Why use MA: RSI by itself can be noisy and difficult to interpret in volatile markets. Applying moving average would provide a smoother, more reliable view of RSI trends.
RSI Divergence
How Regular Divergence created: Regular Divergence is detected when price forms HIGHER highs while RSI forms LOWER highs (bearish divergence) or when price forms LOWER lows while RSI forms HIGHER lows (bullish divergence).
How Hidden Divergence created: Hidden Divergence is identified when price forms HIGHER lows while RSI forms LOWER lows (bullish hidden divergence) or when price forms LOWER highs while RSI forms HIGHER highs (bearish hidden divergence).
Why use Divergence: Divergences provide early warning signals of a potential trend change. Regular divergence helps traders anticipate reversals, while hidden divergence supports trend continuation, enabling traders to align their trades with market momentum.
RSI Sweep
How Sweep created: Trend Structure Shift are identified based on the RSI crossing key momentum level of 50. To track these sweeps, the indicator pinpoints moments when liquidity is removed from the Trend Structure Shift. This is a direct application of Liquidity Sweep concepts used in Smart Money theories, adapted to RSI.
Why use Sweep: RSI Sweeps are created to help traders detect potential trend reversals. By identifying areas where momentum has exhausted during a certain trend direction, the indicator highlights opportunities for traders to enter trades early in a reversal or continuation phase.
⚙️ USAGES
Divergence + Sweep
This is an example of combining Devergence & Sweep in BTCUSDT (1 hour)
Wait for a divergence (regular or hidden) to form on the RSI. After the divergence is complete, look for a sweep to occur. A potential entry might be formed at the end of the sweep.
Divergences indicate a potential trend change, but confirmation is required to ensure the setup is valid. The RSI Sweep provides that confirmation by signaling a liquidity event, increasing the likelihood of a successful trade.
Sweep + MA Cross
This is an example of combining Devergence & Sweep in BTCUSDT (1 hour)
Wait for an RSI Sweep to form then a potential entry might be formed when the RSI crosses its MA.
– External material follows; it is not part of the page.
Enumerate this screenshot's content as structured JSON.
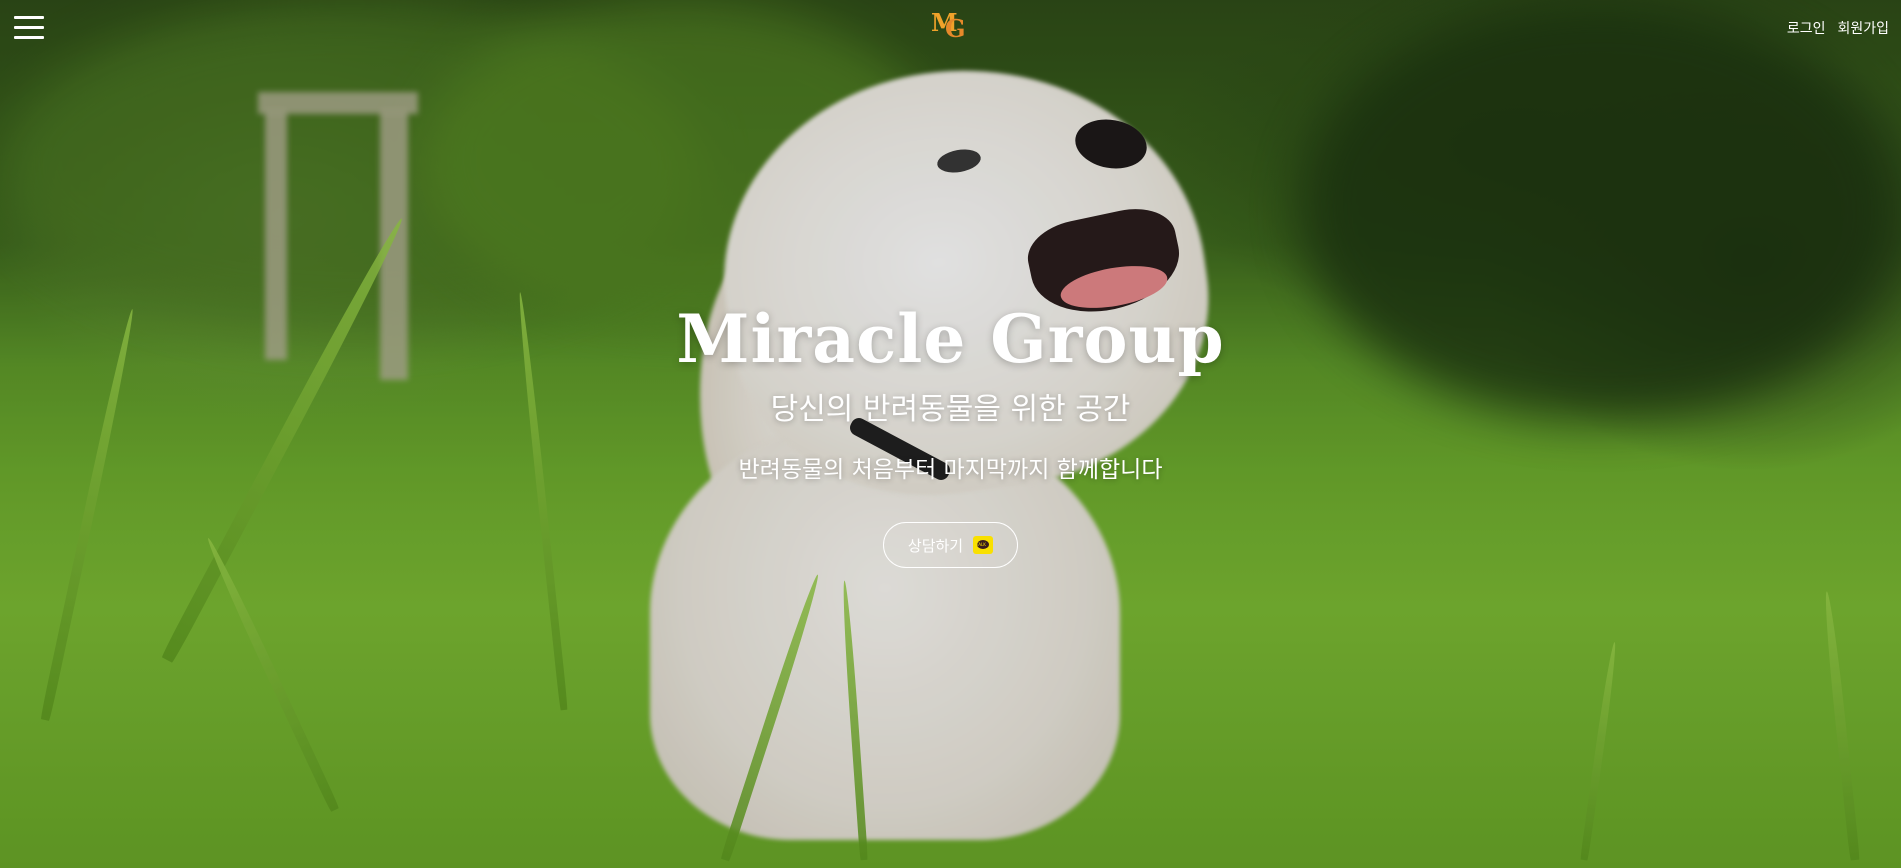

The RSI Sweep highlights a potential turning point in the market. The MA cross serves as additional confirmation that momentum has shifted, providing a more reliable and more potential entry signal for trend continuations.
DISCLAIMER
This indicator is not financial advice, it can only help traders make better decisions. There are many factors and uncertainties that can affect the outcome of any endeavor, and no one can guarantee or predict with certainty what will occur. Therefore, one should always exercise caution and judgment when making decisions based on past performance.